También como en las películas, nos compramos unos perritos calientes en uno de esos puestos ambulantes. Es normal que haya tantos en Nueva York porque esta gente seguro que no para ni para comer. Nos pasamos por el World Trade Center. Es un lugar que hiela la sangre. Es increíble que un solar donde no hay nada pueda transmitirte tantas cosas diferentes a la vez. Has visto lo del Once de Septiembre mil veces por la televisión, pero no es lo mismo que pasarte una tarde por allí. Aunque no creas en nada superior, sientes la necesidad de rezar por aquella gente. Posiblemente no sirva para nada, pero es difícil no hacerlo. Lo mío puede que no fuera una oración convencional, pero creo que si alguien me escuchó surtió el mismo efecto. Me puse muy triste y Arisa, que es infinitamente más sensible que yo, lloró, pero intentando ocultar las lágrimas. Había un par de capullos por allí, con unas pancartitas en las que se podía leer que querían saber la verdad de lo ocurrido y que el gobierno había mentido a los americanos, y repartían unos folletos explicando su teoría de la conspiración. No digo que no se hayan ocultado cosas sobre lo que pasó ese día, sobre todo porque el presidente de la nación se ha demostrado que era un mentiroso manipulador, pero esa gente de las teorías de la conspiración del 11-S creo que son bichos carroñeros que intentan vivir de la desgracia de otros.

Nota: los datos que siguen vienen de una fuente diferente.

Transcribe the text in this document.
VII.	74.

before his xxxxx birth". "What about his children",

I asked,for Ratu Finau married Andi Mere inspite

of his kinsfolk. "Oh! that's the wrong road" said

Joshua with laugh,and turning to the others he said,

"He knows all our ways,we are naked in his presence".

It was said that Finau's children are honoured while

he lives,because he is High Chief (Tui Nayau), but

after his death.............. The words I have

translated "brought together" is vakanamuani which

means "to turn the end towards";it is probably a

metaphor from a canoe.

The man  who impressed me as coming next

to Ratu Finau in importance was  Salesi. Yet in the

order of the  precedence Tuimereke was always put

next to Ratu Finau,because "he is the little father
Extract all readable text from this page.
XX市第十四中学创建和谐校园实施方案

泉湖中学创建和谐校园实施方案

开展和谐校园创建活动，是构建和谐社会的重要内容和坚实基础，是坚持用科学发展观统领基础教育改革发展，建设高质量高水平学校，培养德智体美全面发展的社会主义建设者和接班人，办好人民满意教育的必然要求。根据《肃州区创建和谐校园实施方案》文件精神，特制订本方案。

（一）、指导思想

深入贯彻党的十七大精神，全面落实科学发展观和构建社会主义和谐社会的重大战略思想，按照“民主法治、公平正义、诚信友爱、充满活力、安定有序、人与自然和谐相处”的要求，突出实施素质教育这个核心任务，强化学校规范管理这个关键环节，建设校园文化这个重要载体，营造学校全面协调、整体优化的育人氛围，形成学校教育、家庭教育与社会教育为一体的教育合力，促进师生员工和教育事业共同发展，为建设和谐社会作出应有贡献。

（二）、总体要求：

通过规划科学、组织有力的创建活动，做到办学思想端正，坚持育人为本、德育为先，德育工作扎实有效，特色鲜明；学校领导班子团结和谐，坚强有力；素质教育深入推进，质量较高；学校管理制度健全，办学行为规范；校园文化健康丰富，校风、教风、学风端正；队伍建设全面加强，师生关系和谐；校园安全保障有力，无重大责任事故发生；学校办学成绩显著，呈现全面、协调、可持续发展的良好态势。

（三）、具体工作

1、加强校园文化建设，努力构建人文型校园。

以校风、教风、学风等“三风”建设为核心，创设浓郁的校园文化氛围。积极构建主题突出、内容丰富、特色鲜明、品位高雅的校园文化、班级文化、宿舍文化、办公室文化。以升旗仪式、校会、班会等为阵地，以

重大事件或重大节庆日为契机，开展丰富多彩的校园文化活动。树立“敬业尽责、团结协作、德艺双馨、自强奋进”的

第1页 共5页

Como turistas que éramos nos hicimos muchas fotos. Mi favorita es una que nos hicimos en el Empire State en la que parecíamos una pareja de novios en luna de miel. A ver, ya sé que debe de ser algo muy típico y de pueblo. Cuando estuvimos allí arriba empezó a oscurecer, así que tuvimos que salir disparados para llegar a nuestro puesto de vigilancia frente al edificio en el que vivía Samuel Hide. Tuvimos la previsión de comprar dos supercafés por si la noche se alargaba y yo, sin la aprobación de Arisa, quien consideró que era de telefilme barato, añadí a la compra de cafeína un paquete de seis donuts nevados. Aunque era algo propio de un telefilme barato, la señora se acabó zampando dos. Llevábamos dos horas allí y no había movimiento
vampiril
, así que se me ocurrió comenzar una conversación preguntando algo que todo chico se suele preguntar a sí mismo cuando conoce a una chica bonita y que a veces también pregunta a la susodicha.